While there is some element of truth in that – namely an understanding that one's residential home may have gone up in value to such an extent there may be a good capital gain or equity release value in the house – advisers have sought to dispel the myth that one's house can fund retirement.
After all, it only takes a slowdown in the housing market to start pushing people into negative equity.
Similarly, 'occasional' landlords with one or two properties in the past may have been able to secure some rental income, but with so many tax changes coming into force in recent Budgets, relying on buy-to-let as a retirement income strategy has also become precarious for all but professional landlords.
Instead, for decades, advisers and investment managers have advocated using income-generating property funds within a diversified portfolio.

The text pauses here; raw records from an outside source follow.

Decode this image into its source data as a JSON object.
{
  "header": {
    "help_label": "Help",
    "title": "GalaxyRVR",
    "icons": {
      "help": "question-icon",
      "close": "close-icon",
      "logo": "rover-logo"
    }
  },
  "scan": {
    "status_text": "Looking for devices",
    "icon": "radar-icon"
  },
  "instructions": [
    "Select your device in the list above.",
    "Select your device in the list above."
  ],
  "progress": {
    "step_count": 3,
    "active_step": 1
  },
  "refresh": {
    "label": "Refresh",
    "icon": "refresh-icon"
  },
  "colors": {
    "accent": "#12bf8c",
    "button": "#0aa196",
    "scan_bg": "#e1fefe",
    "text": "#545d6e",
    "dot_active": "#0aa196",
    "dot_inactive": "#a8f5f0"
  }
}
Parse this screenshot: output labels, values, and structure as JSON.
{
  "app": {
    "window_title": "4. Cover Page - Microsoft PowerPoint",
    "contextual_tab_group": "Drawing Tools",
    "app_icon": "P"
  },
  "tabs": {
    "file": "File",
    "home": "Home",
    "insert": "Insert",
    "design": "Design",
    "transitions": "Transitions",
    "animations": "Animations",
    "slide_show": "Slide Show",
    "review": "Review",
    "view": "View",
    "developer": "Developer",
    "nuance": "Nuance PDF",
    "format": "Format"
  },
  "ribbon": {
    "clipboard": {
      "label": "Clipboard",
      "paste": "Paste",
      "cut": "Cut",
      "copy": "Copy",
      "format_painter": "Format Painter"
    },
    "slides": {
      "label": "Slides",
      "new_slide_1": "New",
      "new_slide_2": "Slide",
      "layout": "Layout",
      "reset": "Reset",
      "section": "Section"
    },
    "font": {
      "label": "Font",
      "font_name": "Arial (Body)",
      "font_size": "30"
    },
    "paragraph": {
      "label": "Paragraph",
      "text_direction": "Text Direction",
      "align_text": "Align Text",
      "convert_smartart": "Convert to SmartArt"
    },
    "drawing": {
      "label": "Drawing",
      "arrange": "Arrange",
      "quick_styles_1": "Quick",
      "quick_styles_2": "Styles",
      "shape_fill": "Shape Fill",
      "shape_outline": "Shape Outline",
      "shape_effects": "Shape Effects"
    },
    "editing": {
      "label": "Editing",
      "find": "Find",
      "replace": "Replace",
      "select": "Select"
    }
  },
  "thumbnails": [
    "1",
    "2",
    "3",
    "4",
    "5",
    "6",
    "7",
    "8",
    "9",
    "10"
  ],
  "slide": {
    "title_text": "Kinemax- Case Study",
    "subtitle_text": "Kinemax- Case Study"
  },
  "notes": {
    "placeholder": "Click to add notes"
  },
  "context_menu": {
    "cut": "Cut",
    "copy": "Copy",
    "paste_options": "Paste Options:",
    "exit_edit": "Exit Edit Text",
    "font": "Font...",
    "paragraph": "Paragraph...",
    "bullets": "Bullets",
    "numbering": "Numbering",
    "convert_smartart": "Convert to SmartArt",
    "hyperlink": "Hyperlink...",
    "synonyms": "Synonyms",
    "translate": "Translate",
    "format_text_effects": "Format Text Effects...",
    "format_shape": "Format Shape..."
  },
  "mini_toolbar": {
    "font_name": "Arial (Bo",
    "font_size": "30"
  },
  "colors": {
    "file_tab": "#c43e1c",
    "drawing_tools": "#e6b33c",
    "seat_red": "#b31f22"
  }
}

But over recent years we have seen property unit trusts being suspended and, most recently, Aviva has announced it will wind up its daily dealing open-ended property investment fund.
So with both bricks and mortar looking precarious, and property investment funds no longer reliable sources of income or capital return, what place does property – commercial, residential or buy-to-let – have within an overall retirement strategy?
This In Focus podcast brings together experts across the field of pensions, equity release, mortgage advice and investment to discuss whether property still can make up a part of a robust retirement portfolio for Britain's income-hungry pensioners.
Joining Simoney Kyriakou, senior editor of FTAdviser, is Darius McDermott, founder of FundCalibre; Martin Stewart, director and co-founder of The Money Group; Andrew Tully, technical director for Canada Life; and James Burns, partner, investment management, at Smith & Williamson.